The pepper sauce was OTT. It just gave the meal a slight kick. Was the meal any good? Surprisingly so. The sauce was thick; there was a distinct tomato flavour; nice mouthfeel etc. The only problem is that it was relatively bland. It would have been better if there were little bits of meat, or meat substitute, but it's just macaroni. It's thicker and tastier than canned macaroni. Perhaps I could have put the cheese spread in it and mopped it up with the bread.

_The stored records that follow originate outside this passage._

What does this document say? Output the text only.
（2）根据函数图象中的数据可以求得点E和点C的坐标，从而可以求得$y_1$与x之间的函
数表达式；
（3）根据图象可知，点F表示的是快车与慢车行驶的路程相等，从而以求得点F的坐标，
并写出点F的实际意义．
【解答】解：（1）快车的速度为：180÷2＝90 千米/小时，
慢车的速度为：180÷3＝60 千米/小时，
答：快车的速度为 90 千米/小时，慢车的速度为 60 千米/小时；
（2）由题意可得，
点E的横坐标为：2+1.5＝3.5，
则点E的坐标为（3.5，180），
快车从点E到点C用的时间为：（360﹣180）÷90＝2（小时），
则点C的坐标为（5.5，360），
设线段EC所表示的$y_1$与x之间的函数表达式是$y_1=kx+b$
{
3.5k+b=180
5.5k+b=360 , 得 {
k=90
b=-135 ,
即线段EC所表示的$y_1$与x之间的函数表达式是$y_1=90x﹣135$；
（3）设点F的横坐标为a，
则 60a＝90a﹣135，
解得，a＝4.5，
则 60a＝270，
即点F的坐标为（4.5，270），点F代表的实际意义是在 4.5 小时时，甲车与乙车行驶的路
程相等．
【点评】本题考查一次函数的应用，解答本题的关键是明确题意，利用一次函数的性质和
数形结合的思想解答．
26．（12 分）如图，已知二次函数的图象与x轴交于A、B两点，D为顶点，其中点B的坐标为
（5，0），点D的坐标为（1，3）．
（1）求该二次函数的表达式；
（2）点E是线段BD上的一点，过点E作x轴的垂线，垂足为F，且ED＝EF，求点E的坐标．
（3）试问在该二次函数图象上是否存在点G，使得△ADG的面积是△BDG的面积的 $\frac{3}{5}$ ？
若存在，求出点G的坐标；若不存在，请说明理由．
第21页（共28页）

As always the main meal is surprisingly small, and if I was making a commercial MRE I would double the size of the main meal, get rid of the accessory packet, get rid of the side dish, and just slim it down to a meal plus a snack. In this case the pudding was fruit, which as before was okay but very insubstantial:


It took just a few seconds to finish it off. In the last-but-one MRE I tried the fruit juice had an odd metallic-petrol taste, but that must have been a one-off.

What about the accessory packet?


Massive packet of salt. The toilet paper is useless as toilet paper unless you're Taylor Swift. Perhaps you can douse it in petrol and use it as a signal. It's no good as toilet paper.

I don't know if the matches work; I am frightened of fire. The gum has a minty flavour that doesn't last. The moist towelette is just a wet wipe. What about the Skittles?


They were addictive, and also very sugary. After finishing them off I felt as I could climb a mountain single-handedly, which is fair enough for a military meal. My teeth probably wept tears of frustration, but it has been a long time since I listened to my teeth.

And that's MRE Meal 12: Elbow Macaroni. It's blander but less random than meal 11. The main meal is solid, but unspectacular; the accessories feel a bit rote; the snack bread probably has tonnes of sugar to keep it fresh, and as a consequence it tastes more like a cake than bread. It fills a space but I wish the cheese spread was more savoury.

As an experiment perhaps they could include a sachet of Marmite instead, because Marmite keeps forever. Do Americans have Marmite? It's an acquired taste, but soldiers are trained to obey orders, they can be trained to eat Marmite, the end.